Between speakers ─ economist, socialist, communist and activist ─ there was agreement that there should be income support for farmers, but they differed on the methods at a seminar on ‘Solving the Crisis in Rural India,’ organized by Bharat Krishak Samaj in New Delhi on 5 April.
Acknowledging the distress of farmers, Minister of State Jayant Sinha said his finance ministry had virtually become the agriculture ministry. The government had therefore set the goal of doubling the income of farmers by 2022 because ‘what you count, counts.’ He said its programmes on crop insurance, irrigation, soil health, rural roads and agricultural diversification to dairy, poultry and horticulture were efforts in that direction.
While the key challenge is to raise agricultural productivity, it had been complicated by climate change which has disrupted age-old farming practices, Sinha said.
Agricultural economist and former chairman of the Commission on Agricultural Costs and Prices, Ashok Gulati was scathing. Agricultural growth, adjusted for inflation, averaged four percent annually in the Eleventh Plan which ended in 2012, against less than half a percent growth (0.45 percent) averaged in the last two years. Considering that population was growing at 1.4 percent a year, farmers were worse off than before. The profitability of crops had declined from 20-30 percent during the Manmohan Singh government to around five percent or even less.
It is not clear, Gulati said, whether the government wanted to double inflation-adjusted or unadjusted income. If the latter, Manmohan Singh’s government had achieved it in five years during its second term.

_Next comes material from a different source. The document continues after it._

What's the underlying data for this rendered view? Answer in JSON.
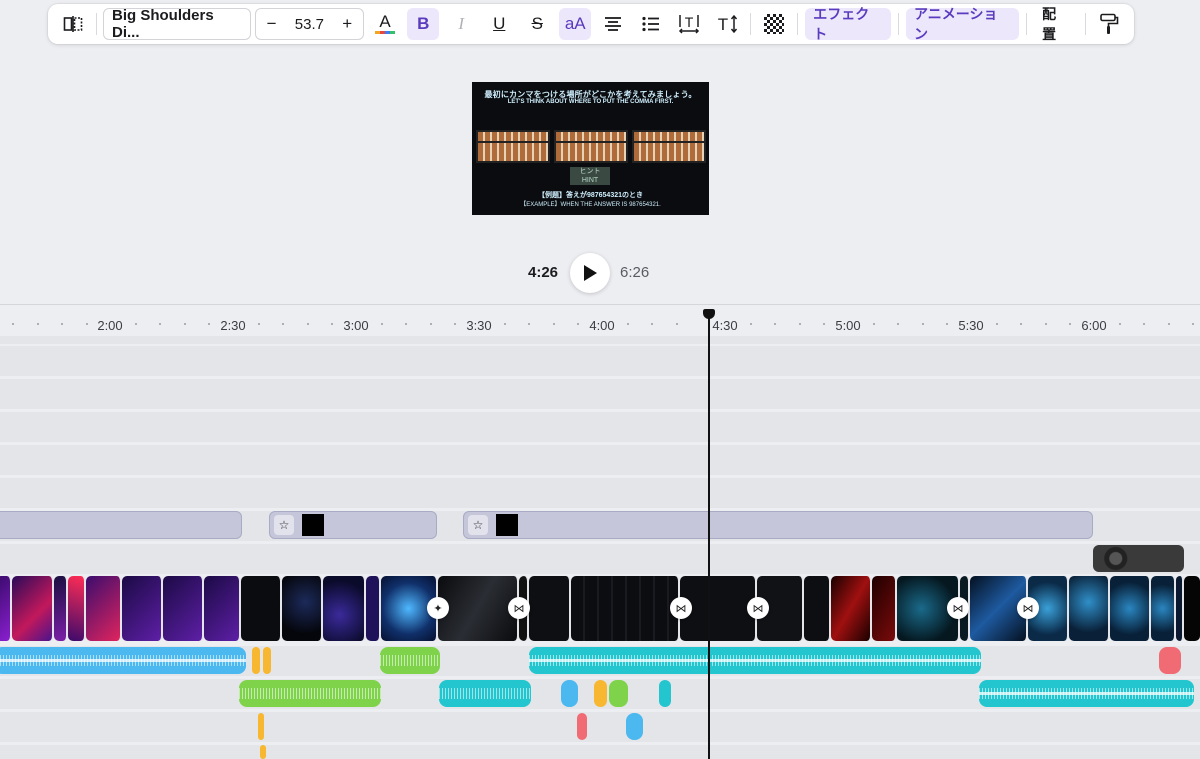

So what arrow have you shot, he asked, using a Hindi colloquialism. If real income was to be doubled, growth would have to average 12 percent a year for six years and that was quite difficult.
Gulati said the government would have to invest in new-gen seeds and extend irrigation. The budget outlay for irrigation would have to be vastly increased. The new crop insurance scheme would not be the weather shield it is touted to be without technology like drones being deployed for quick assessment of losses. A ‘science-based system was needed,’ he said.
Diversification of agriculture could not be only at the farm level, it had to be across the value chain, so farmers got a higher share of the value which consumers paid.
Agriculture policy is production focused, Gulati said. It should also focus on markets.
Harsh Mander spoke largely about landless agricultural workers, a constituency which farmer leaders ignore. He called them ‘hunter-gatherers of work,’ using a term coined by Jan Breman, a Dutch sociologist. A former IAS officer who quit protesting the Gujarat government’s handling of the 2002 riots, Mander is an activist for social justice. The audience of farmers may not have agreed with some of his prescriptions like fortifying MGNREGA, the rural jobs scheme, to alleviate rural distress, as it means raising rural wages. He also had touching faith in traditional agricultural which shuns chemical fertilizers and pesticides. But his call for guaranteed per acre payment to farmers progressively declining with increase in holdings, should find resonance among policy makers because it is a non-trade distorting way of subsidizing agriculture and is being applied in the United States.
Prasenjit Bose, who headed the CPIM’s research cell till he was expelled for opposing its support for Pranab Mukherjee’s presidential bid said direct income support was not possible in India because of the large number of farmers. He voted for the existing system of procurement through the Food Corporation of India (FCI) at higher minimum support prices, despite Gulati pointing out that more than 40 percent of the grain procured was lost to corruption and FCI’s head load workers were paid an average of Rs 70,000 a month (some even get Rs 4 lakh a
month), which meant inefficiency on a gargantuan scale. Bose called for a hike in minimum support prices to incentivise farmers into higher production while increasing taxes on the rich (in India’s context, the salaried) to subsidise poor consumers.
Yogendra Yadav supported ‘legally-guaranteed minimum income assurance’ to farmers, whether through income or price policy and also a tax on agricultural income above, say, Rs 1 crore a year. From being production oriented, agricultural policy should be producer oriented, the expelled founder of the Aam Aadmi Party asserted. He did not quite agree with the UPA and NDA governments’ focus on urbanisation, which he believed, was a ploy to force farmers off agriculture so companies could take over. Much of the fertilizer subsidy, which goes to producing companies, could be saved if organic farming were extensively adopted.
A leader of Swaraj Abhiyan, Yadav said farmers were in distress because the government was not scared of them. Unity among farmers is the weakest since Independence. Their plight would not improve until they were capable of inflating pain on city dwellers.
Farmer leader Satnam Singh Bheru reminded his audience that the ruling party had gone back on its promise to increase minimum support prices to ensure 50 percent profitability, as suggested by the M S Swaminathan committee. It had told the Supreme Court in response to his petition that the recommendation could not be implemented.
There indeed is a slip between promise and practice. As Gulati said: mere slogans will not help.